Here’s the thing though: depending on your sensitivity to decontextualized headlines and depressing statistics, it’s easy to ignore LED readings about why-we’re-screwed when you’re in a 3,000-capacity venue and surrounded by drunk people who simply want to hear spellbinding singles like “Angel,” “Safe From Harm” and “Unfinished Sympathy.”
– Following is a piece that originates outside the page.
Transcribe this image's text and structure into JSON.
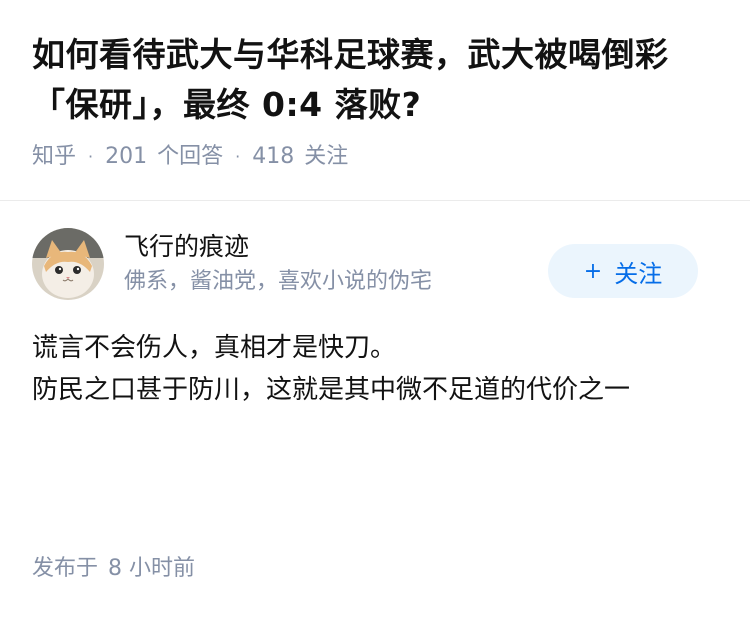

The Park Avenue Armory premiere of Massive Attack V Adam Curtis on Saturday night didn’t give its confused but complicit viewers a choice. It made us—to quote one of its many wraparound screens—”The Centre of Everything,” witnesses to the downfall of civilization and the rise of separatism, classism and fear. The seamless fusion of Adam Curtis’ frantic filmmaking—kinetic collages of macerated popcorn movies, chilling newscasts, and closed captioning for the agitprop impaired—and Massive Attack’s flesh-and-blood score—a couple abridged classics (“Karmacoma,” “Safe From Harm”), deafening instrumentals, and choice covers (Bauhaus, Leadbelly, the Jesus and Mary Chain)—doesn’t feel didactic or downright hopeless, however. It’s more like story time for grownups with a prickly sense of deja vu, as if Curtis and Del Naja have made it their life mission to show us how we got here and how we can still get out (relatively) unscathed, scars and all.
Or as one of Curtis’ final shots says, “You can change the world. Now find your own way home.” That may sound cheesy but we can assure you that it’s not in this case, especially when it’s chased by a surprise ‘encore’ that stands as a living, barking reminder of the bed we’ve so willingly made. Whether we choose to actually lie in it is up to us.